Anne Mugo is the co-founder of The Farm Gang, an agribusiness firm that specialises in the organic growth of strawberry fruits, seedlings, and farming training.

She shared some of her top lessons from agribusiness.

  1. Due diligence goes hand in hand with investment.  When I first got employed in the year 2009, a friend of mine convinced me to invest in a farmer who was growing rice in Mwea. My role in the project was to act like an investor, give the farmer the capital he needed and upon harvest, we would split the profits. I took a loan from a bank to fund the project. But the farmer disappeared as soon as he got my money. To make matters worse, I lost my job shortly after. The bank was on my case. This was one of my toughest financial seasons. This taught me the importance of due diligence. I no longer trust anyone with my money just because they have a promising business venture that needs an investor.
  2. It takes resilience to build a farming business in Kenya. Don’t fall for the hype on social media that farming will make you an overnight millionaire. Things can go wrong very quickly in farming. The challenges are so many. But there are those seasons that make it all worthwhile. As a farmer, I have learned to take the lesson, learn, pick up the pieces and move on. Don’t venture into farming if you give up easily.
  3. You can never learn about money out of the blue. You must invest in knowledge. Unfortunately, many of us are very hesitant to invest in financial knowledge. In my profession as a farmer, lack of training on best farming methods, investment and marketing is one of the primary reasons why farming is still a loss-making venture to many.

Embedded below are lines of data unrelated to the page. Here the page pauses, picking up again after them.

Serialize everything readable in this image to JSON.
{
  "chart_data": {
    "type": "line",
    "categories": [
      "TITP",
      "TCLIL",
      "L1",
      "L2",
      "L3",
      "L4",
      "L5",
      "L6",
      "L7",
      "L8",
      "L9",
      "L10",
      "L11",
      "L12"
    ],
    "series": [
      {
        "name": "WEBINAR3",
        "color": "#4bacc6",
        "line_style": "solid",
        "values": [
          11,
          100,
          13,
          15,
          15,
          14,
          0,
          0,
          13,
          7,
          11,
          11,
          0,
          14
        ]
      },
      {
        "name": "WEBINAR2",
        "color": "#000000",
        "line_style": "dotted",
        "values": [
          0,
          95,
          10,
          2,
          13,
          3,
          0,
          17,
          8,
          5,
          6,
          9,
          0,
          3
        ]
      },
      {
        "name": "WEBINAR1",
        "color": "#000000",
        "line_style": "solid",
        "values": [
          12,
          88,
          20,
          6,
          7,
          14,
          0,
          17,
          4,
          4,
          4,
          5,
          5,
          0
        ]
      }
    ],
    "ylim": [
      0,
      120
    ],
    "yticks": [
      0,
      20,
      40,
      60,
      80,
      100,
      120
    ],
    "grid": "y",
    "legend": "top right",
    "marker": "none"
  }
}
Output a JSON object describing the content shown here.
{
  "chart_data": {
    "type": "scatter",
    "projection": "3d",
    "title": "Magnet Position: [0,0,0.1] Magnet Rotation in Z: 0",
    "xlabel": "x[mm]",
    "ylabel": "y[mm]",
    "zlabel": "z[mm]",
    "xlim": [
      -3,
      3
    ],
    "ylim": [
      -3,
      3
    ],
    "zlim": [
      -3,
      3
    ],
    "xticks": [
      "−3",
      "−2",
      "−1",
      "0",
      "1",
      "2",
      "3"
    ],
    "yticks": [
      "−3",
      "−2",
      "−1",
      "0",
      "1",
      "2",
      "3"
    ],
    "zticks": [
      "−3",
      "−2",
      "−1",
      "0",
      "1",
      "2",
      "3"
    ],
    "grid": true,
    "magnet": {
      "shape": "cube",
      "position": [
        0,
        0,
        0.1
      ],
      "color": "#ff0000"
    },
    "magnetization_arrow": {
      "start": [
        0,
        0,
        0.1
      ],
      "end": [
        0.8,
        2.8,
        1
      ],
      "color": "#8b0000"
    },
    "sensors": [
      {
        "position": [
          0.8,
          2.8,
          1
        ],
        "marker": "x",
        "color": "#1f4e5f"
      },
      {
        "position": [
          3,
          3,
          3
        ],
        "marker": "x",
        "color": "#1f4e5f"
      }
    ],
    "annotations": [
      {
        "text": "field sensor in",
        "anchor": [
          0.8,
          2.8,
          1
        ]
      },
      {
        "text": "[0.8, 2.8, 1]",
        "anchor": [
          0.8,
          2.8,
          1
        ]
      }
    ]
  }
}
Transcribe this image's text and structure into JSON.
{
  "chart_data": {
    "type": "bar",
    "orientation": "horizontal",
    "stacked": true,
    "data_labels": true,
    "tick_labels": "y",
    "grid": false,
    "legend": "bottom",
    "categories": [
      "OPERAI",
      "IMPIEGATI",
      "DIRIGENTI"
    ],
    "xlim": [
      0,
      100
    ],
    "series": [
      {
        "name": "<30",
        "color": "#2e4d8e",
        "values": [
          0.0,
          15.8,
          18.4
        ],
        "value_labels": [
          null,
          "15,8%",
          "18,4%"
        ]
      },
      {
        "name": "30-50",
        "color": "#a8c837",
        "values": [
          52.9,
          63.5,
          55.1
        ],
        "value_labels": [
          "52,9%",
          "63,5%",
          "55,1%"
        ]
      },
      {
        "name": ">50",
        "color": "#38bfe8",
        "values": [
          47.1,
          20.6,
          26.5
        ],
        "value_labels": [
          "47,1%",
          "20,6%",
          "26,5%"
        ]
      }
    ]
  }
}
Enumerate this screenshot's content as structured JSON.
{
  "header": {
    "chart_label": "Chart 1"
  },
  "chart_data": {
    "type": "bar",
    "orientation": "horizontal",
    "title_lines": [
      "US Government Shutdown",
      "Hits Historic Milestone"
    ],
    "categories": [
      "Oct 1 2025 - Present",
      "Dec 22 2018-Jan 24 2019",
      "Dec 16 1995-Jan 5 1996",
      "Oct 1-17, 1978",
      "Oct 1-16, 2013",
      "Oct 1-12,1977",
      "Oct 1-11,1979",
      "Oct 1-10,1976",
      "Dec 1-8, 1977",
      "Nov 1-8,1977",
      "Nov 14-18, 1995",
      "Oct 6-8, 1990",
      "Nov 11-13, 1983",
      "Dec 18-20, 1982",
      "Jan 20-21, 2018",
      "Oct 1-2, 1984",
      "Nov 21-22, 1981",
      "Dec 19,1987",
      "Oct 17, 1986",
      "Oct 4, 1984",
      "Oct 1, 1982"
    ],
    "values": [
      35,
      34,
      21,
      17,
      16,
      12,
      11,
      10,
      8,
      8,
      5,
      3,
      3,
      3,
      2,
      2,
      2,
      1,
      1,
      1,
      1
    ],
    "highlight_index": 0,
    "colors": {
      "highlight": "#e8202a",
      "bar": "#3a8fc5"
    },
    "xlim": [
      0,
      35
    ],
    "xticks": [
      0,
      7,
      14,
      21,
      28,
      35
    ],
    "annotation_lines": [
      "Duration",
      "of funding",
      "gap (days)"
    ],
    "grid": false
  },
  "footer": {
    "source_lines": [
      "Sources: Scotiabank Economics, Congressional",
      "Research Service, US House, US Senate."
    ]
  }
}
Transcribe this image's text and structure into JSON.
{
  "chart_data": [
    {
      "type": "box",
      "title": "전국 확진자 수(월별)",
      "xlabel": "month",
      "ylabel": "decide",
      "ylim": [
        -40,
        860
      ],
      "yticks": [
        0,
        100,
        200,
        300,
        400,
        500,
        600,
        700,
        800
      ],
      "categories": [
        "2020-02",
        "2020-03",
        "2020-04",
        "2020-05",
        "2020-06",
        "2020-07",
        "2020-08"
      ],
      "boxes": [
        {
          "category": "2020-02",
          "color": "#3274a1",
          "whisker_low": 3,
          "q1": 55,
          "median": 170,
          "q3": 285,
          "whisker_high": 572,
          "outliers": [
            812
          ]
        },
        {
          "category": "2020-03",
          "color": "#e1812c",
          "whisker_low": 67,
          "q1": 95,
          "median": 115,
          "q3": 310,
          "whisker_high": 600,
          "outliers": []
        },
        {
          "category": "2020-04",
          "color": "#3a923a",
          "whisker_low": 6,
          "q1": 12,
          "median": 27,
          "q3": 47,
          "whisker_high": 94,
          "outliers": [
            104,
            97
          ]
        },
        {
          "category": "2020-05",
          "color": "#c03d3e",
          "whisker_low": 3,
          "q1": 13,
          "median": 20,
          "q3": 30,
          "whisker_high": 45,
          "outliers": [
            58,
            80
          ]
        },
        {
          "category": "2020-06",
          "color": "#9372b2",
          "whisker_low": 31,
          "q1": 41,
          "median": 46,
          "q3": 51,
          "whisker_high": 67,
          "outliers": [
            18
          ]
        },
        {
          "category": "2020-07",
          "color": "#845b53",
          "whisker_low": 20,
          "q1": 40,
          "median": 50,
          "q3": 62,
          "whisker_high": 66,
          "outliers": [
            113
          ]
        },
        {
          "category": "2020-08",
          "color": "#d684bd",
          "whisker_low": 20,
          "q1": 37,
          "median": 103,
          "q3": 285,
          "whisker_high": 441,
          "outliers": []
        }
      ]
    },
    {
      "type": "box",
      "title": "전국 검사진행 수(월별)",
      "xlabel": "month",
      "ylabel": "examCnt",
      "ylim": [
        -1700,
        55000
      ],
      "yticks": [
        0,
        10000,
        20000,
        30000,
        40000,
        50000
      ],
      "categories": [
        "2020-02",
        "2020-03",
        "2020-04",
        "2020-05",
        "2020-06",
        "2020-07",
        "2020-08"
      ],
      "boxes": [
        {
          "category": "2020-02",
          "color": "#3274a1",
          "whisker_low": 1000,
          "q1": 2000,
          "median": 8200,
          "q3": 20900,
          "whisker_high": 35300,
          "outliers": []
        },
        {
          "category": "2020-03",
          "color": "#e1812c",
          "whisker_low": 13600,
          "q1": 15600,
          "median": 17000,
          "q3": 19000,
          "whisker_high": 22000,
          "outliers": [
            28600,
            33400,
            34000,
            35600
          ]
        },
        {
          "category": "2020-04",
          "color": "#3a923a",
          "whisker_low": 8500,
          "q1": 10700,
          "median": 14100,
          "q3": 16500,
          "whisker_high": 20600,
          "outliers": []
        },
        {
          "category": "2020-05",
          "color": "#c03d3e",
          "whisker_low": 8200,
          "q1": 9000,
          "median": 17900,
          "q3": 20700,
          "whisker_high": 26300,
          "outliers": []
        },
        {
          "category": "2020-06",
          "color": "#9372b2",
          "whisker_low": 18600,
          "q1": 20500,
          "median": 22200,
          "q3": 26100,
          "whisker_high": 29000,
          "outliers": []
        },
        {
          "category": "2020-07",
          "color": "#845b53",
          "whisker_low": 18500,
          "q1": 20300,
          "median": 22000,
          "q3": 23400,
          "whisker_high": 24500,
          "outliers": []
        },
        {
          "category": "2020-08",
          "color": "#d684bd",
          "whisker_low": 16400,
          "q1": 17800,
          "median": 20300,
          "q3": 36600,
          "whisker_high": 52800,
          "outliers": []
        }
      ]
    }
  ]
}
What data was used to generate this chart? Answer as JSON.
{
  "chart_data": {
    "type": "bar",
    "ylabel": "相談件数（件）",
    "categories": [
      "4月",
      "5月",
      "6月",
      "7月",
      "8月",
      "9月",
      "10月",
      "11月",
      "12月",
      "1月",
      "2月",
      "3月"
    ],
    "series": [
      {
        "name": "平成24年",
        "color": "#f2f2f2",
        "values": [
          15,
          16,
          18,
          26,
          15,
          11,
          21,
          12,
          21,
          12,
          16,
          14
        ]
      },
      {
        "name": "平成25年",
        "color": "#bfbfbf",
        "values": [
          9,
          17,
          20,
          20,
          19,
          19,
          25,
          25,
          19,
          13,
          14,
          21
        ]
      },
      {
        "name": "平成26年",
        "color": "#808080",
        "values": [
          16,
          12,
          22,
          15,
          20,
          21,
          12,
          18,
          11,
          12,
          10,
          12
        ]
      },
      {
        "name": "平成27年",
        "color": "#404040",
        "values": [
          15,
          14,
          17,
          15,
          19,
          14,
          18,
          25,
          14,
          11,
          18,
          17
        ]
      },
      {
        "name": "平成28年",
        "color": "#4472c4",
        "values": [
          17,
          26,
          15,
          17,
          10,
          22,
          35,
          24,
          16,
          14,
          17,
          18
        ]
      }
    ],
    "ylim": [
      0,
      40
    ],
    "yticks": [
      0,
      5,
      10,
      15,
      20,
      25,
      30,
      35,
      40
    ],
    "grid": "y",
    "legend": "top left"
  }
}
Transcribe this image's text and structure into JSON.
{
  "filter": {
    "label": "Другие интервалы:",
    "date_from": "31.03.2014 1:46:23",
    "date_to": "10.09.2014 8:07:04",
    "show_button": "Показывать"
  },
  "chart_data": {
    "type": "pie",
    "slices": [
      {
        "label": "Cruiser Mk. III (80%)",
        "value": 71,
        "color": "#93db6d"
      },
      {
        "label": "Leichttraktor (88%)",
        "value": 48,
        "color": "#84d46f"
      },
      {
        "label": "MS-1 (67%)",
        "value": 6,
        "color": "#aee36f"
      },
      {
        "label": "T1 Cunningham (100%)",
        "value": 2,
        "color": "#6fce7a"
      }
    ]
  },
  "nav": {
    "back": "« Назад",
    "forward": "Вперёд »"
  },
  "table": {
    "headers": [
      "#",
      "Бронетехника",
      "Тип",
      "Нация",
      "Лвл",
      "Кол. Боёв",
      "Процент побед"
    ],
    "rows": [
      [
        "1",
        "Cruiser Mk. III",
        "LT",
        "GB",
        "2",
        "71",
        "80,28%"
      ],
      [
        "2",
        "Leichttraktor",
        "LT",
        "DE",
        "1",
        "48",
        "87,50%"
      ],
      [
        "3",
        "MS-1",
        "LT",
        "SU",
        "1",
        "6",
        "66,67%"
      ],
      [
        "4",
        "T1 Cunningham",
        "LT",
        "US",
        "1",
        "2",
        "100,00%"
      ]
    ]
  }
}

  4. Agribusiness as a wealth creator is still underutilized.  My job at The Farm Gang mostly involves training women and young people on the potential of agribusiness as a wealth creator. So far, I have trained over 70 women and youth on growing strawberries organically. Most of these have then gone on to start farming ventures that are now giving them additional income.
  5. I save a percentage of my incomeevery month. These savings are reserved for reinvestment in my farming ventures and securities portfolio. A while back, I used to save my money on my mobile phone and bank account. I have since quit and switched to the money market fund. I switched because of the lucrative interest rates that my money earns.
  6. It is never about what you earn, but what you keep.Start saving for retirement as soon as now and find a side hustle that will bring you extra sources of income— whether you’re employed or in business. Above all, invest in yourself, knowledge, learn a new skill and enrol in personal finance or entrepreneurship programmes.